Per la maggioranza degli afghani, chi ha accettato il modo di vivere occidentale e ha collaborato con il governo è un collaborazionista, e come tale va trattato. E questo vale anche per molte donne che hanno scelto con coraggio la strada della modernità, ribellandosi agli usi e ai costumi di una società tribale, arretrata e misogina. Ma restano una minoranza perfino a Kabul e nella parte del paese controllata dalle forze governative, dove chi rifiutava il burqa o la niqab poteva contare sul sostegno del potere. Basta guardare la drammatica fotografia scattata su un cargo americano preso d’assalto dagli afghani in fuga. Perfino lì, tra le centinaia di profughi assiepati e accaldati, la maggioranza delle donne era a volto coperto.
L’ultima domanda riguarda noi, ed è la stessa che ci poniamo ogni volta che una crisi esplode in qualche parte del mondo. Che fare?

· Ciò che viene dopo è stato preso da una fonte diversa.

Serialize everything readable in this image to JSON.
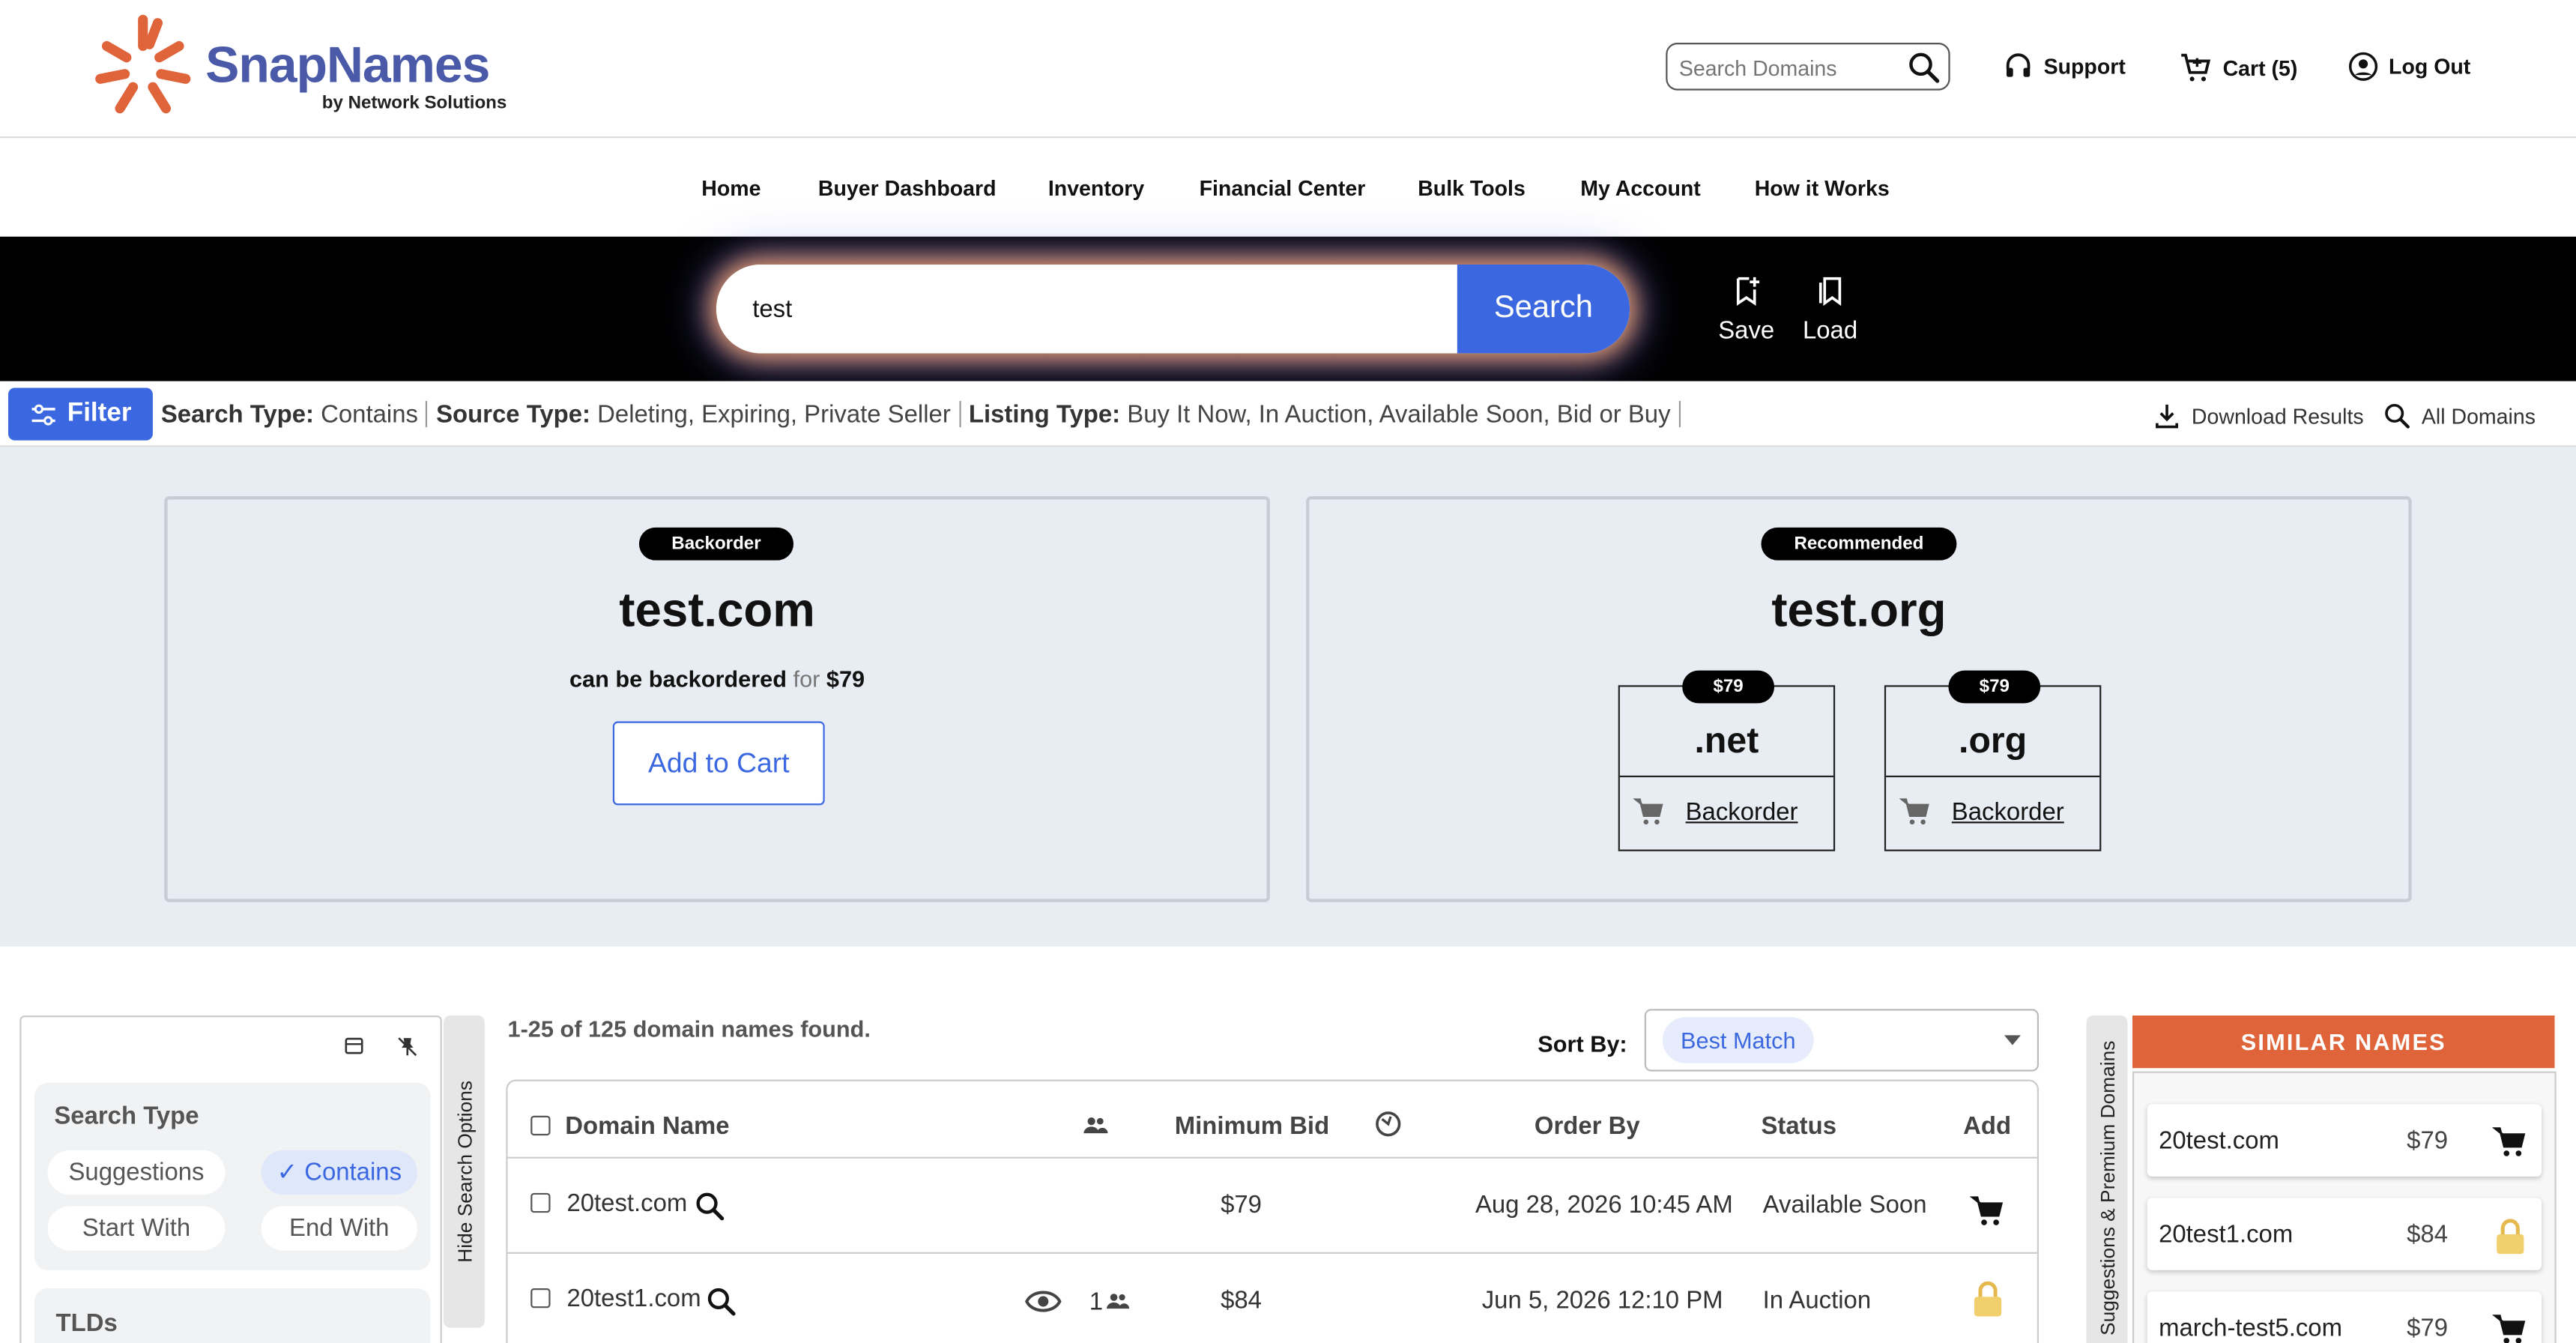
{
  "header": {
    "logo_name": "SnapNames",
    "logo_sub": "by Network Solutions",
    "search_placeholder": "Search Domains",
    "support_label": "Support",
    "cart_label": "Cart (5)",
    "logout_label": "Log Out"
  },
  "nav": {
    "items": [
      "Home",
      "Buyer Dashboard",
      "Inventory",
      "Financial Center",
      "Bulk Tools",
      "My Account",
      "How it Works"
    ]
  },
  "hero": {
    "search_value": "test",
    "search_button": "Search",
    "save_label": "Save",
    "load_label": "Load"
  },
  "filterbar": {
    "filter_label": "Filter",
    "search_type_label": "Search Type:",
    "search_type_value": "Contains",
    "source_type_label": "Source Type:",
    "source_type_value": "Deleting, Expiring, Private Seller",
    "listing_type_label": "Listing Type:",
    "listing_type_value": "Buy It Now, In Auction, Available Soon, Bid or Buy",
    "download_label": "Download Results",
    "all_domains_label": "All Domains"
  },
  "featured": {
    "left": {
      "badge": "Backorder",
      "domain": "test.com",
      "line_bold": "can be backordered",
      "line_for": "for",
      "price": "$79",
      "button": "Add to Cart"
    },
    "right": {
      "badge": "Recommended",
      "domain": "test.org",
      "tlds": [
        {
          "price": "$79",
          "tld": ".net",
          "action": "Backorder"
        },
        {
          "price": "$79",
          "tld": ".org",
          "action": "Backorder"
        }
      ]
    }
  },
  "left_panel": {
    "search_type_title": "Search Type",
    "options": [
      "Suggestions",
      "Contains",
      "Start With",
      "End With"
    ],
    "selected": "Contains",
    "tlds_title": "TLDs",
    "hide_tab": "Hide Search Options"
  },
  "results": {
    "count_text": "1-25 of 125 domain names found.",
    "sort_label": "Sort By:",
    "sort_value": "Best Match",
    "columns": {
      "domain": "Domain Name",
      "min_bid": "Minimum Bid",
      "order_by": "Order By",
      "status": "Status",
      "add": "Add"
    },
    "rows": [
      {
        "domain": "20test.com",
        "watchers": "",
        "min_bid": "$79",
        "order_by": "Aug 28, 2026 10:45 AM",
        "status": "Available Soon",
        "action_icon": "cart-icon"
      },
      {
        "domain": "20test1.com",
        "watchers": "1",
        "min_bid": "$84",
        "order_by": "Jun 5, 2026 12:10 PM",
        "status": "In Auction",
        "action_icon": "lock-icon"
      }
    ]
  },
  "right_panel": {
    "tab_label": "Suggestions & Premium Domains",
    "title": "SIMILAR NAMES",
    "items": [
      {
        "name": "20test.com",
        "price": "$79",
        "icon": "cart-icon"
      },
      {
        "name": "20test1.com",
        "price": "$84",
        "icon": "lock-icon"
      },
      {
        "name": "march-test5.com",
        "price": "$79",
        "icon": "cart-icon"
      }
    ]
  },
  "colors": {
    "brand_blue": "#3b68e0",
    "logo_orange": "#e0643a",
    "logo_navy": "#4a5aa8",
    "hero_bg": "#000000",
    "featured_bg": "#e8ecf3"
  }
}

Qualcuno, dimenticandosi dei fallimenti degli ultimi vent’anni, invoca un intervento militare indiretto, e pensa all’invio di fondi e di armi alle forze dell’Alleanza del Nord, che già una volta in passato si sono opposte allo strapotere dei talebani. Lo farebbero pensare anche alcune interviste a Ahmad Massoud, il semisconosciuto figlio del leggendario comandante Massoud, comparse in questi giorni sulla stampa americana e prontamente rilanciate dai giornali più filoatlantici di casa nostra. Altri pensano a ritorsioni finanziarie. Pare che alcuni istituti bancari americani stiano pensando al sequestro dei fondi afghani depositati sui loro conti. Una singolare forma di solidarietà ad esclusivo vantaggio dei loro bilanci. E infine c’è l’opzione umanitaria, che al momento sembra la più praticabile. Da una parte c’è l’Occidente sconfitto e sommerso dalla vergogna, dall’altra ci sono i talebani, che non sono soltanto i rozzi fanatici descritti dai nostri giornali, e sanno benissimo che un conto è conquistare un paese, un altro governarlo. Una qualche forma di accordo per garantire l’ordinato deflusso dei profughi e evitare una carneficina si può probabilmente trovare. Basta volerlo.